Note: I've deliberately made this week's required assignment pretty easy, and the extra credit quite high, to provide a strong incentive for you to do more than the minimum and get hands-on with one of the extra credit suggestions.

Required:

Prove that cross entropy H(p,q) = H(p) + D(p||q). (Yes, by this I mean simply using the definitions out of Manning and Schuetze and showing that the left side and the right side are equal to each other.)
Notice that since D(p||q) must be greater than or equal to 0, this establishes that cross entropy is an upper bound on entropy.
This problem makes use of the same corpora from last week's assignment. Construct two n-gram language models: M_d based on the Democratic speeches and M_r from the Republican speeches. Treating Obama's speech as a test set, compare the perplexity of models M_d and M_r. Which one is a better language model?
Using a a unigram model is fine, and last week's homework should already give you most of what you need. If you're interested in being more realistic, a bigram or trigram model would be more interesting and plausible, although of course these data sets are unrealistically small. If you're feeling like this assignment is too easy and you want to do something more challenging and real, you could try using the SRI language modeling toolkit (srilm), KenLM, or another of the language modeling toolkits widely used in NLP (or I imagine NLTK probably has decent LM support in python), and/or using different corpora that might give you interesting results.

Optional extra credit

I strongly recommend that, for up to an additional 50% extra credit on this assignment (i.e. a "very high pass", which would be worth 150% of a high pass), you do one of these three mini-projects.

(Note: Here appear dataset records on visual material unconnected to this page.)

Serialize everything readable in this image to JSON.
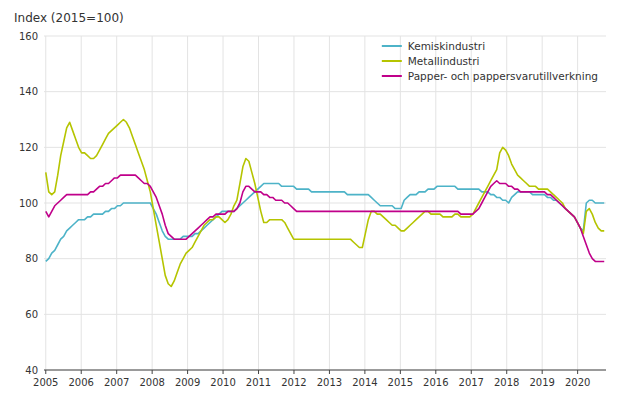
{
  "chart_data": {
    "type": "line",
    "title": "Index (2015=100)",
    "xlim": [
      2004.95,
      2020.8
    ],
    "xticks": [
      2005,
      2006,
      2007,
      2008,
      2009,
      2010,
      2011,
      2012,
      2013,
      2014,
      2015,
      2016,
      2017,
      2018,
      2019,
      2020
    ],
    "ylim": [
      40,
      160
    ],
    "yticks": [
      40,
      60,
      80,
      100,
      120,
      140,
      160
    ],
    "grid": true,
    "legend": "upper-right",
    "x": [
      2005,
      2005.0842,
      2005.1684,
      2005.2527,
      2005.3369,
      2005.4211,
      2005.5053,
      2005.5896,
      2005.6738,
      2005.758,
      2005.8422,
      2005.9265,
      2006.0107,
      2006.0949,
      2006.1791,
      2006.2634,
      2006.3476,
      2006.4318,
      2006.516,
      2006.6003,
      2006.6845,
      2006.7687,
      2006.8529,
      2006.9372,
      2007.0214,
      2007.1056,
      2007.1898,
      2007.2741,
      2007.3583,
      2007.4425,
      2007.5267,
      2007.611,
      2007.6952,
      2007.7794,
      2007.8636,
      2007.9479,
      2008.0321,
      2008.1163,
      2008.2005,
      2008.2848,
      2008.369,
      2008.4532,
      2008.5374,
      2008.6217,
      2008.7059,
      2008.7901,
      2008.8743,
      2008.9586,
      2009.0428,
      2009.127,
      2009.2112,
      2009.2955,
      2009.3797,
      2009.4639,
      2009.5481,
      2009.6324,
      2009.7166,
      2009.8008,
      2009.885,
      2009.9693,
      2010.0535,
      2010.1377,
      2010.2219,
      2010.3062,
      2010.3904,
      2010.4746,
      2010.5588,
      2010.643,
      2010.7273,
      2010.8115,
      2010.8957,
      2010.9799,
      2011.0642,
      2011.1484,
      2011.2326,
      2011.3168,
      2011.4011,
      2011.4853,
      2011.5695,
      2011.6537,
      2011.738,
      2011.8222,
      2011.9064,
      2011.9906,
      2012.0749,
      2012.1591,
      2012.2433,
      2012.3275,
      2012.4118,
      2012.496,
      2012.5802,
      2012.6644,
      2012.7487,
      2012.8329,
      2012.9171,
      2013.0013,
      2013.0856,
      2013.1698,
      2013.254,
      2013.3382,
      2013.4225,
      2013.5067,
      2013.5909,
      2013.6751,
      2013.7594,
      2013.8436,
      2013.9278,
      2014.012,
      2014.0963,
      2014.1805,
      2014.2647,
      2014.3489,
      2014.4332,
      2014.5174,
      2014.6016,
      2014.6858,
      2014.7701,
      2014.8543,
      2014.9385,
      2015.0227,
      2015.107,
      2015.1912,
      2015.2754,
      2015.3596,
      2015.4439,
      2015.5281,
      2015.6123,
      2015.6965,
      2015.7807,
      2015.865,
      2015.9492,
      2016.0334,
      2016.1176,
      2016.2019,
      2016.2861,
      2016.3703,
      2016.4545,
      2016.5388,
      2016.623,
      2016.7072,
      2016.7914,
      2016.8757,
      2016.9599,
      2017.0441,
      2017.1283,
      2017.2126,
      2017.2968,
      2017.381,
      2017.4652,
      2017.5495,
      2017.6337,
      2017.7179,
      2017.8021,
      2017.8864,
      2017.9706,
      2018.0548,
      2018.139,
      2018.2233,
      2018.3075,
      2018.3917,
      2018.4759,
      2018.5602,
      2018.6444,
      2018.7286,
      2018.8128,
      2018.8971,
      2018.9813,
      2019.0655,
      2019.1497,
      2019.234,
      2019.3182,
      2019.4024,
      2019.4866,
      2019.5709,
      2019.6551,
      2019.7393,
      2019.8235,
      2019.9078,
      2019.992,
      2020.0762,
      2020.1604,
      2020.2447,
      2020.3289,
      2020.4131,
      2020.4973,
      2020.5816,
      2020.6658,
      2020.75
    ],
    "series": [
      {
        "name": "Kemiskindustri",
        "color": "#4db3c8",
        "values": [
          79,
          80,
          82,
          83,
          85,
          87,
          88,
          90,
          91,
          92,
          93,
          94,
          94,
          94,
          95,
          95,
          96,
          96,
          96,
          96,
          97,
          97,
          98,
          98,
          99,
          99,
          100,
          100,
          100,
          100,
          100,
          100,
          100,
          100,
          100,
          100,
          98,
          96,
          93,
          90,
          88,
          87,
          87,
          87,
          87,
          87,
          88,
          88,
          88,
          88,
          89,
          89,
          90,
          91,
          92,
          93,
          94,
          95,
          96,
          97,
          97,
          97,
          97,
          97,
          98,
          99,
          100,
          101,
          102,
          103,
          104,
          105,
          106,
          107,
          107,
          107,
          107,
          107,
          107,
          106,
          106,
          106,
          106,
          106,
          105,
          105,
          105,
          105,
          105,
          104,
          104,
          104,
          104,
          104,
          104,
          104,
          104,
          104,
          104,
          104,
          104,
          103,
          103,
          103,
          103,
          103,
          103,
          103,
          103,
          102,
          101,
          100,
          99,
          99,
          99,
          99,
          99,
          98,
          98,
          98,
          101,
          102,
          103,
          103,
          103,
          104,
          104,
          104,
          105,
          105,
          105,
          106,
          106,
          106,
          106,
          106,
          106,
          106,
          105,
          105,
          105,
          105,
          105,
          105,
          105,
          105,
          104,
          104,
          104,
          103,
          103,
          102,
          102,
          101,
          101,
          100,
          102,
          103,
          104,
          104,
          104,
          104,
          104,
          103,
          103,
          103,
          103,
          103,
          102,
          102,
          101,
          101,
          100,
          99,
          98,
          97,
          96,
          95,
          93,
          91,
          90,
          100,
          101,
          101,
          100,
          100,
          100,
          100
        ]
      },
      {
        "name": "Metallindustri",
        "color": "#b5c400",
        "values": [
          111,
          104,
          103,
          104,
          110,
          117,
          122,
          127,
          129,
          126,
          123,
          120,
          118,
          118,
          117,
          116,
          116,
          117,
          119,
          121,
          123,
          125,
          126,
          127,
          128,
          129,
          130,
          129,
          127,
          124,
          121,
          118,
          115,
          112,
          108,
          104,
          98,
          92,
          86,
          80,
          74,
          71,
          70,
          72,
          75,
          78,
          80,
          82,
          83,
          84,
          86,
          88,
          90,
          92,
          93,
          94,
          94,
          95,
          95,
          94,
          93,
          94,
          96,
          99,
          101,
          107,
          113,
          116,
          115,
          111,
          107,
          102,
          97,
          93,
          93,
          94,
          94,
          94,
          94,
          94,
          93,
          91,
          89,
          87,
          87,
          87,
          87,
          87,
          87,
          87,
          87,
          87,
          87,
          87,
          87,
          87,
          87,
          87,
          87,
          87,
          87,
          87,
          87,
          86,
          85,
          84,
          84,
          89,
          94,
          97,
          97,
          96,
          96,
          95,
          94,
          93,
          92,
          92,
          91,
          90,
          90,
          91,
          92,
          93,
          94,
          95,
          96,
          97,
          97,
          96,
          96,
          96,
          96,
          95,
          95,
          95,
          95,
          96,
          96,
          95,
          95,
          95,
          95,
          96,
          98,
          100,
          102,
          104,
          106,
          108,
          110,
          112,
          118,
          120,
          119,
          117,
          114,
          112,
          110,
          109,
          108,
          107,
          106,
          106,
          106,
          105,
          105,
          105,
          105,
          104,
          103,
          102,
          101,
          100,
          98,
          97,
          96,
          95,
          93,
          91,
          89,
          97,
          98,
          96,
          93,
          91,
          90,
          90
        ]
      },
      {
        "name": "Papper- och pappersvarutillverkning",
        "color": "#c0008a",
        "values": [
          97,
          95,
          97,
          99,
          100,
          101,
          102,
          103,
          103,
          103,
          103,
          103,
          103,
          103,
          103,
          104,
          104,
          105,
          106,
          106,
          107,
          107,
          108,
          109,
          109,
          110,
          110,
          110,
          110,
          110,
          110,
          109,
          108,
          107,
          107,
          106,
          104,
          102,
          99,
          96,
          92,
          89,
          88,
          87,
          87,
          87,
          87,
          87,
          88,
          89,
          90,
          91,
          92,
          93,
          94,
          95,
          95,
          96,
          96,
          96,
          96,
          97,
          97,
          97,
          98,
          100,
          104,
          106,
          106,
          105,
          104,
          104,
          104,
          103,
          103,
          102,
          102,
          101,
          101,
          101,
          100,
          100,
          99,
          98,
          97,
          97,
          97,
          97,
          97,
          97,
          97,
          97,
          97,
          97,
          97,
          97,
          97,
          97,
          97,
          97,
          97,
          97,
          97,
          97,
          97,
          97,
          97,
          97,
          97,
          97,
          97,
          97,
          97,
          97,
          97,
          97,
          97,
          97,
          97,
          97,
          97,
          97,
          97,
          97,
          97,
          97,
          97,
          97,
          97,
          97,
          97,
          97,
          97,
          97,
          97,
          97,
          97,
          97,
          97,
          96,
          96,
          96,
          96,
          96,
          97,
          98,
          100,
          102,
          104,
          106,
          107,
          108,
          107,
          107,
          107,
          106,
          106,
          105,
          105,
          104,
          104,
          104,
          104,
          104,
          104,
          104,
          104,
          104,
          103,
          103,
          102,
          101,
          100,
          99,
          98,
          97,
          96,
          95,
          93,
          91,
          88,
          85,
          82,
          80,
          79,
          79,
          79,
          79
        ]
      }
    ]
  }
}
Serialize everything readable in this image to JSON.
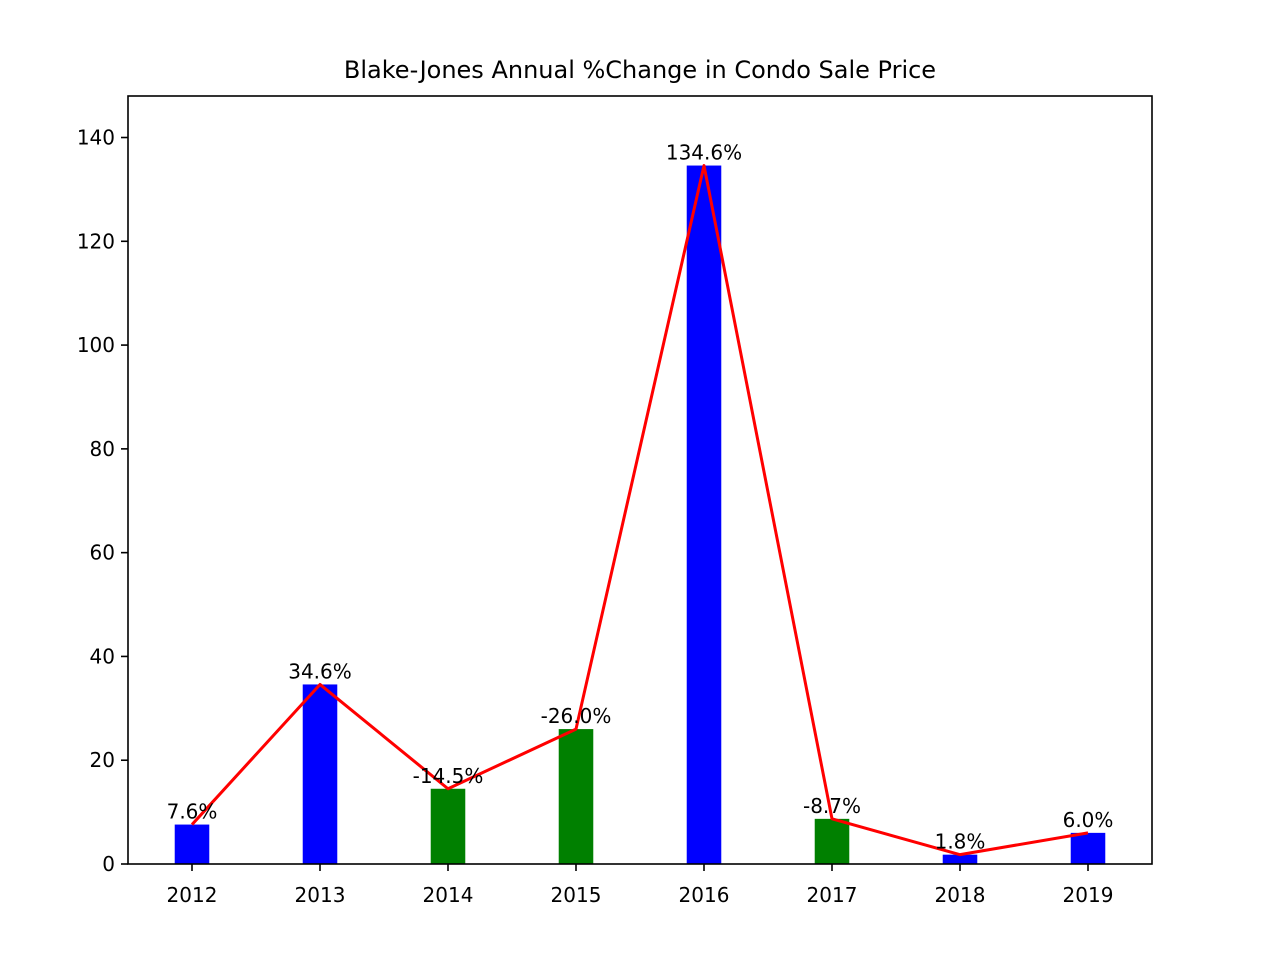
{
  "chart_data": {
    "type": "bar",
    "title": "Blake-Jones Annual %Change in Condo Sale Price",
    "xlabel": "",
    "ylabel": "",
    "categories": [
      "2012",
      "2013",
      "2014",
      "2015",
      "2016",
      "2017",
      "2018",
      "2019"
    ],
    "values": [
      7.6,
      34.6,
      14.5,
      26.0,
      134.6,
      8.7,
      1.8,
      6.0
    ],
    "signed_change": [
      7.6,
      34.6,
      -14.5,
      -26.0,
      134.6,
      -8.7,
      1.8,
      6.0
    ],
    "labels": [
      "7.6%",
      "34.6%",
      "-14.5%",
      "-26.0%",
      "134.6%",
      "-8.7%",
      "1.8%",
      "6.0%"
    ],
    "bar_colors": [
      "#0000ff",
      "#0000ff",
      "#008000",
      "#008000",
      "#0000ff",
      "#008000",
      "#0000ff",
      "#0000ff"
    ],
    "colors": {
      "increase": "#0000ff",
      "decrease": "#008000",
      "line": "#ff0000"
    },
    "overlay_line": {
      "type": "line",
      "values": [
        7.6,
        34.6,
        14.5,
        26.0,
        134.6,
        8.7,
        1.8,
        6.0
      ]
    },
    "yticks": [
      0,
      20,
      40,
      60,
      80,
      100,
      120,
      140
    ],
    "ylim": [
      0,
      148
    ],
    "grid": false,
    "legend": "none"
  }
}
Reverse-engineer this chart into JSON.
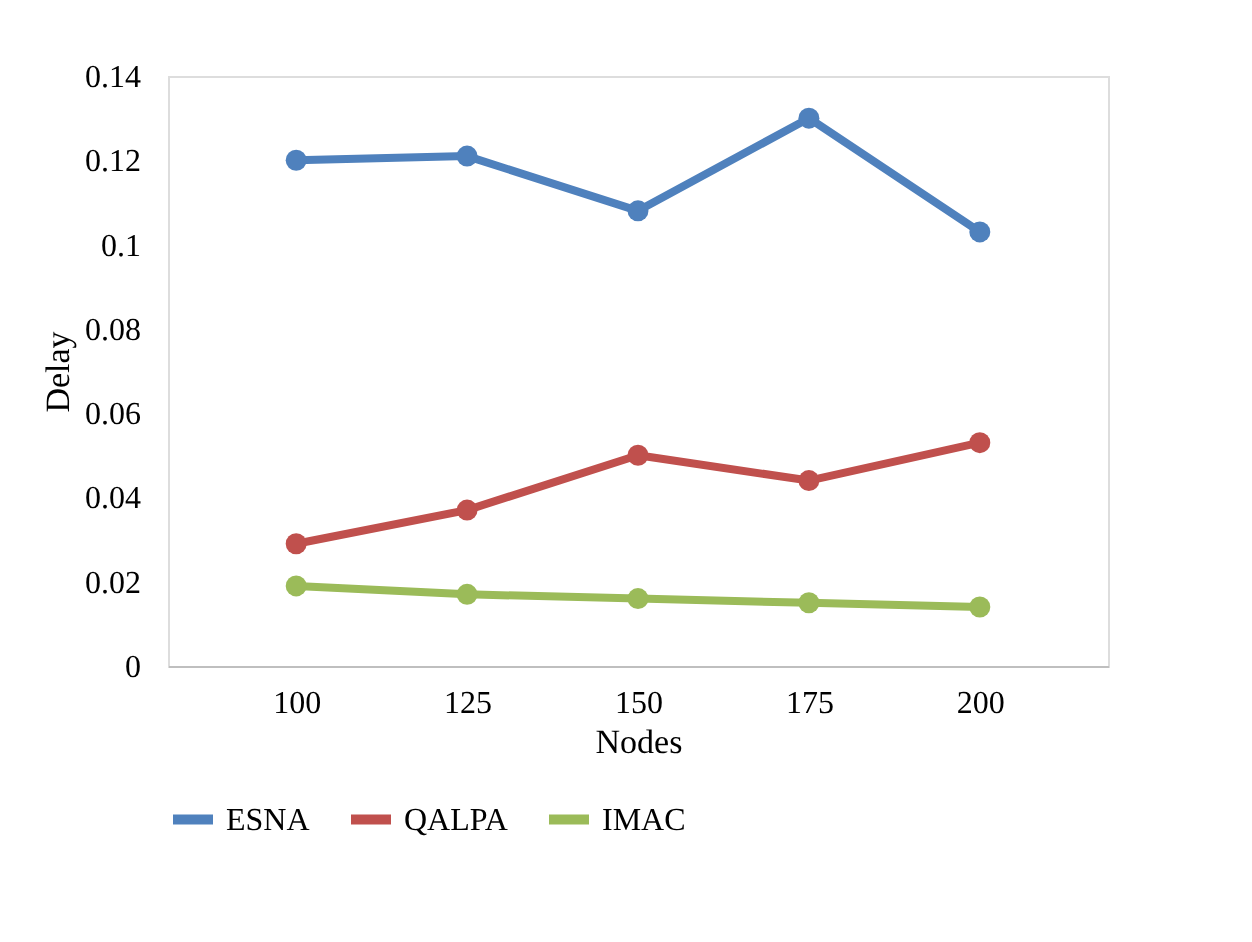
{
  "chart_data": {
    "type": "line",
    "xlabel": "Nodes",
    "ylabel": "Delay",
    "categories": [
      "100",
      "125",
      "150",
      "175",
      "200"
    ],
    "series": [
      {
        "name": "ESNA",
        "color": "#4f81bd",
        "values": [
          0.12,
          0.121,
          0.108,
          0.13,
          0.103
        ]
      },
      {
        "name": "QALPA",
        "color": "#c0504d",
        "values": [
          0.029,
          0.037,
          0.05,
          0.044,
          0.053
        ]
      },
      {
        "name": "IMAC",
        "color": "#9bbb59",
        "values": [
          0.019,
          0.017,
          0.016,
          0.015,
          0.014
        ]
      }
    ],
    "ylim": [
      0,
      0.14
    ],
    "yticks": [
      0,
      0.02,
      0.04,
      0.06,
      0.08,
      0.1,
      0.12,
      0.14
    ],
    "grid": false,
    "legend": "bottom",
    "marker": "circle",
    "line_style": "solid"
  }
}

EC1. Do the Using a Hidden Markov Model exercise. This goes beyond HMM training and decoding as abstractions and gives you a chance to get a hands-on feel for how HMMs and EM are to use. No programming required, although, as it says in the exercise instructions, you're also welcome to dig deeper if you'd like.
EC2. In class we spoke about the study by Piantadoso et al. (2011), Word lengths are optimized for efficient communication, showing that word length correlates better with the average amount of information conveyed by a word than it does with the word's unigram frequency. This seems like it should be a really easy do-it-yourself experiment -- so the extra credit is to have a try at doing it yourself! You can do this for the simple case of just bigram probabilities and just English, and you are not required to actually succeed in replicating their results -- that would take a lot of work, since they used fairly sizeable corpora that you probably don't have easy access to. In fact, you're not even required to compute correlations; we'll be happy if you produce charts that look roughly like their Figure 2, no error bars required. You'll get credit for clearly describing for us what you did, along with any simplifying choices you made and why/how you made them, and telling us what you you found. The more thoughtful your writeup the better.
As one possible source of data to work with, see the NLTK corpora. The Brown corpus would be a smallish but decent source for English (just remove POS tags and lowercase everything; it's already tokenized). If you're feeling more ambitious, you could try the Europarl corpora for English and/or other languages (tens of millions of words per language for a lot of languages).
Note that we have not tried this ourselves, so, again, remember that the goal is not to "get it right", but to show you understand the ideas and that you're taking a thoughtful approach. The writeup matters.
EC3. This is another opportunity to get a little real-world practice at creating corpora from raw data and working with them. We'll do an analysis similar to what you have been doing recently for political text, but using Obama's State of the Union addresses from 2012, 2013, and 2014, in order to answer the questions below. (You're welcome to download the transcripts from other sites if that makes it easier to extract the text.) Note that we haven't actually done this specific set of comparisons, so it's possible that these questions will have answers that are either surprising or boring. E.g. in part b, it's possible that there are no particularly interesting observations to make regarding similarity of one pair versus the other. If that turns out to be the case, say so and explain why that's your conclusion. Similarly for part c.
- a. Describe the steps you took to extract the text from the State of the Union Web pages and turn it into corpora.
- b. How does Obama's speech in 2014 compare with what he said back in 2013? In 2012? Which is it more similar to? Choose for yourself how you're going to measure "similar", and justify why that's a reasonable choice. (Don't go making up anything particularly original here: use the concepts we've been working with.)
- c. What words and/or phrases illustrate contrasts among the speeches, and/or progression or changes over time? Again, decide for yourself what technical choices to make in order to answer this question, and justify those choices. Feel free to draw on ideas and code from above and the previous assignment, if you'd like.